リビングで私が二人分の紅茶を用意していると、ママは溜め息交じりにそう言ってタバコを吸っていた。
ママのイライラの原因は間違いなく恵令奈だったけれど、私は余計なことは言わずにママが喋るのに任せておいた。
「あれで育ちが良いなんて、よく言えるわ。」
「……。」
「やっぱりシオンもあの男の子供ね。」
ママはそう言って、深く溜め息を吐いた。
いきなりそんな事を言い出したママに私は心底驚いたけれど、やっぱり自分から地雷を踏みたくなかったので黙ってた。
「女の趣味の悪さは絶対父親譲りだわ。」
そう言ったママの前に、温かい淹れたての紅茶を静かに差し出して、私も自分の分を持ってママの向かいに座る。

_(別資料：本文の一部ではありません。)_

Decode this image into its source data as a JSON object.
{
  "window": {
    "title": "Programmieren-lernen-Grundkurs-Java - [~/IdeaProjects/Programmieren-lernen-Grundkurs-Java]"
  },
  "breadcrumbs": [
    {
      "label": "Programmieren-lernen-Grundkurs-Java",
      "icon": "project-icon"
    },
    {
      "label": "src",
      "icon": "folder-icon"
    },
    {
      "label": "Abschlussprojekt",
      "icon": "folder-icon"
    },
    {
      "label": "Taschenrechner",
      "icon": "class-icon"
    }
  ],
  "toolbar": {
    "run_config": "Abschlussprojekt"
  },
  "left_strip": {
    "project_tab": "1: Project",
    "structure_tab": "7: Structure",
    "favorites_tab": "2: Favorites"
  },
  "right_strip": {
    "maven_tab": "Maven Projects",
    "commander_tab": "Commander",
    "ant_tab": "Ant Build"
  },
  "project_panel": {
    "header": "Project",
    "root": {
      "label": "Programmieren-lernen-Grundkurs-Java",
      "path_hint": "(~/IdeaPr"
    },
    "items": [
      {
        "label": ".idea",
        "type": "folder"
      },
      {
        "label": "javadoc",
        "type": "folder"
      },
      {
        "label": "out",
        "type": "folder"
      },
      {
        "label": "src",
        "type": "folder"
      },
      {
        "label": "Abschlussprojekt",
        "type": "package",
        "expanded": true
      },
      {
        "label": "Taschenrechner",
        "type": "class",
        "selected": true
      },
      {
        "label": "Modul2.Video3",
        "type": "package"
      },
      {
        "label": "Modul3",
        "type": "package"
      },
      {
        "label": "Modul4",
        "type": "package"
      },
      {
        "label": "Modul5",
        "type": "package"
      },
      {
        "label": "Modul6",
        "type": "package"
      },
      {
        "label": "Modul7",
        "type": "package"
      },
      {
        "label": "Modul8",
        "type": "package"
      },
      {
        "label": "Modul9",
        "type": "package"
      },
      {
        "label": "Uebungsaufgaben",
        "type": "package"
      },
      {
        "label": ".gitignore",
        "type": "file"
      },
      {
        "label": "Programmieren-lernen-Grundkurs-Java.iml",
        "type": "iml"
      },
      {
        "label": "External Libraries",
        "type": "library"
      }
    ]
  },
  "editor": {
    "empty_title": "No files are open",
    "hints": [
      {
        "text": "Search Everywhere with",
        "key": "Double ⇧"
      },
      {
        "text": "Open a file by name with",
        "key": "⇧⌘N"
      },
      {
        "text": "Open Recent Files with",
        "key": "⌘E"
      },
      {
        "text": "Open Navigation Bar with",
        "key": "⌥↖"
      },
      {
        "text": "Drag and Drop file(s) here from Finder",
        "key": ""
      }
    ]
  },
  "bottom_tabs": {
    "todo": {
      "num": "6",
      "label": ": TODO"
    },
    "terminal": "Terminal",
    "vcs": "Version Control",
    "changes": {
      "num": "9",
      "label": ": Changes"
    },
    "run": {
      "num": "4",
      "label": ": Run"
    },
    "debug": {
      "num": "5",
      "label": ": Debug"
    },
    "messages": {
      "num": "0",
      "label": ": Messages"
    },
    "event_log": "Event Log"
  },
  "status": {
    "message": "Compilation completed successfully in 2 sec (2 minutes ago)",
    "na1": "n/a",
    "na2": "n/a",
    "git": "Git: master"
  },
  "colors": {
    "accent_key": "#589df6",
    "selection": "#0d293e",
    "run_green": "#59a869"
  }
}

別に私が詮索している訳じゃないし、愚痴ってママの気分が晴れるなら、私は黙って話を聞いてあげるべきだと思った。
「アンナ、あそこにあるウィスキー出してくれる?」
ママは座った私の背後にあるガラスの棚に置かれたウィスキーを指差してそう言った。
ガラスの棚には色々なお酒が綺麗に並べられているけれど、ママがそれを飲むのを目撃するのは今まであまり無かった。
私はお酒の種類が分からなかったから、ママに確認しながらそのお酒をテーブルに運んだ。